Molte sono comuni a quelle del movimento 15 ottobre nel mondo. Si è parlato di istruzione gratuita, di un sistema educativo di qualità, della riforma pensionistica, dell’occupazione di specifici luoghi pubblici, come le piazze, e anche dell’occupazione di determinate istituzioni, di sciopero generale. Inoltre è stata espressa la richiesta che il governo non disponga più a suo piacimento dei beni pubblici, delle risorse economiche e delle ricchezze naturali che appartengono a tutti i cittadini: le isole non possono diventare proprietà privata!

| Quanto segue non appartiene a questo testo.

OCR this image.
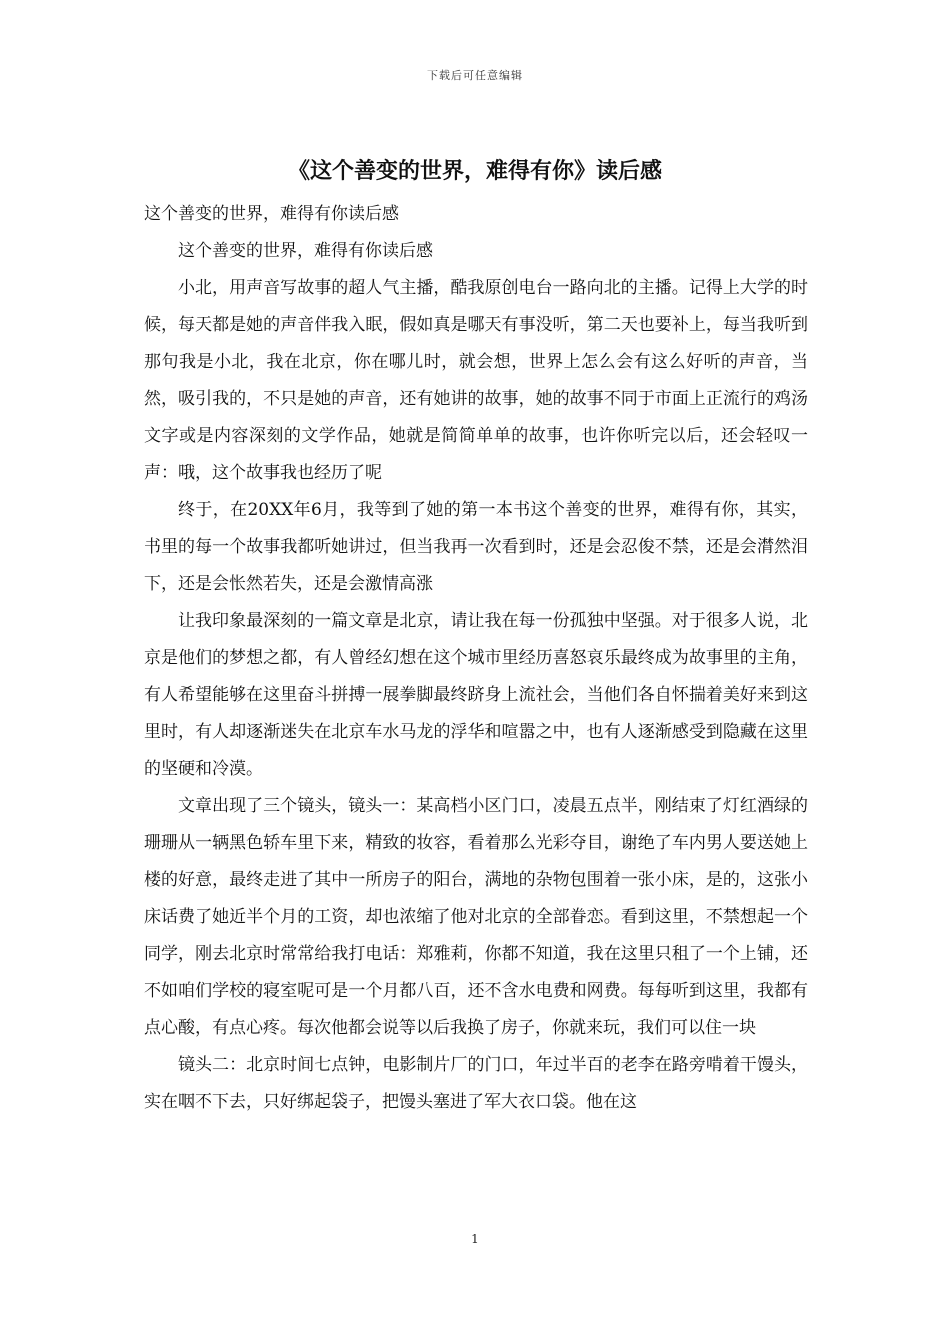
下载后可任意编辑
《这个善变的世界，难得有你》读后感

这个善变的世界，难得有你读后感

这个善变的世界，难得有你读后感

小北，用声音写故事的超人气主播，酷我原创电台一路向北的主播。记得上大学的时候，每天都是她的声音伴我入眠，假如真是哪天有事没听，第二天也要补上，每当我听到那句我是小北，我在北京，你在哪儿时，就会想，世界上怎么会有这么好听的声音，当然，吸引我的，不只是她的声音，还有她讲的故事，她的故事不同于市面上正流行的鸡汤文字或是内容深刻的文学作品，她就是简简单单的故事，也许你听完以后，还会轻叹一声：哦，这个故事我也经历了呢

终于，在20XX年6月，我等到了她的第一本书这个善变的世界，难得有你，其实，书里的每一个故事我都听她讲过，但当我再一次看到时，还是会忍俊不禁，还是会潸然泪下，还是会怅然若失，还是会激情高涨

让我印象最深刻的一篇文章是北京，请让我在每一份孤独中坚强。对于很多人说，北京是他们的梦想之都，有人曾经幻想在这个城市里经历喜怒哀乐最终成为故事里的主角，有人希望能够在这里奋斗拼搏一展拳脚最终跻身上流社会，当他们各自怀揣着美好来到这里时，有人却逐渐迷失在北京车水马龙的浮华和喧嚣之中，也有人逐渐感受到隐藏在这里的坚硬和冷漠。

文章出现了三个镜头，镜头一：某高档小区门口，凌晨五点半，刚结束了灯红酒绿的珊珊从一辆黑色轿车里下来，精致的妆容，看着那么光彩夺目，谢绝了车内男人要送她上楼的好意，最终走进了其中一所房子的阳台，满地的杂物包围着一张小床，是的，这张小床话费了她近半个月的工资，却也浓缩了他对北京的全部眷恋。看到这里，不禁想起一个同学，刚去北京时常常给我打电话：郑雅莉，你都不知道，我在这里只租了一个上铺，还不如咱们学校的寝室呢可是一个月都八百，还不含水电费和网费。每每听到这里，我都有点心酸，有点心疼。每次他都会说等以后我换了房子，你就来玩，我们可以住一块

镜头二：北京时间七点钟，电影制片厂的门口，年过半百的老李在路旁啃着干馒头，实在咽不下去，只好绑起袋子，把馒头塞进了军大衣口袋。他在这

1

A volte le richieste non erano legate le une alle altre, ma si è trattato del primo plenum, che forse è anche la prima forma di espressione di questo genere per i cittadini croati.

Chi sono i cittadini che sono scesi in piazza?

Quello su cui noi abbiamo insistito è stato il fatto che venisse utilizzato il termine "cittadino", scevro da accezioni di appartenenza ideologica, etnica o religiosa, e in questo modo siamo riusciti a unire diversi gruppi di cittadini, che possono essere di destra o di sinistra, conservatori o liberali, a favore o contrari all’ingresso nell’Unione Europea, ma che, scesi in piazza, hanno agito in modo unitario.

Siete inseriti in una rete globale? Avete contatti con altri attivisti nel territorio dell’ex Jugoslavia?

Siamo in coordinamento diretto con il centro del movimento, a Madrid. Abbiamo inoltre contatti diretti con Lubiana, e contatti informali e uno scambio di informazioni con Belgrado.

Quali saranno le vostre azioni immediate?

Gli studenti, ai quali è stata delegata l’organizzazione dello stesso plenum, hanno in programma discussioni pubbliche, mentre nel frattempo si stanno coordinando vari gruppi di cittadini e di sindacati per articolare le richieste dei cittadini e organizzare una protesta ancora più di massa.

Cosa vi aspettate dal futuro?

Viviamo in un villaggio globale e tutti gli avvenimenti sul piano mondiale interagiscono gli uni con gli altri. Ci aspettiamo che i cittadini si uniscano ed esercitino quanta più pressione possibile sul sistema politico-economico esistente, in Croazia come nel resto del mondo.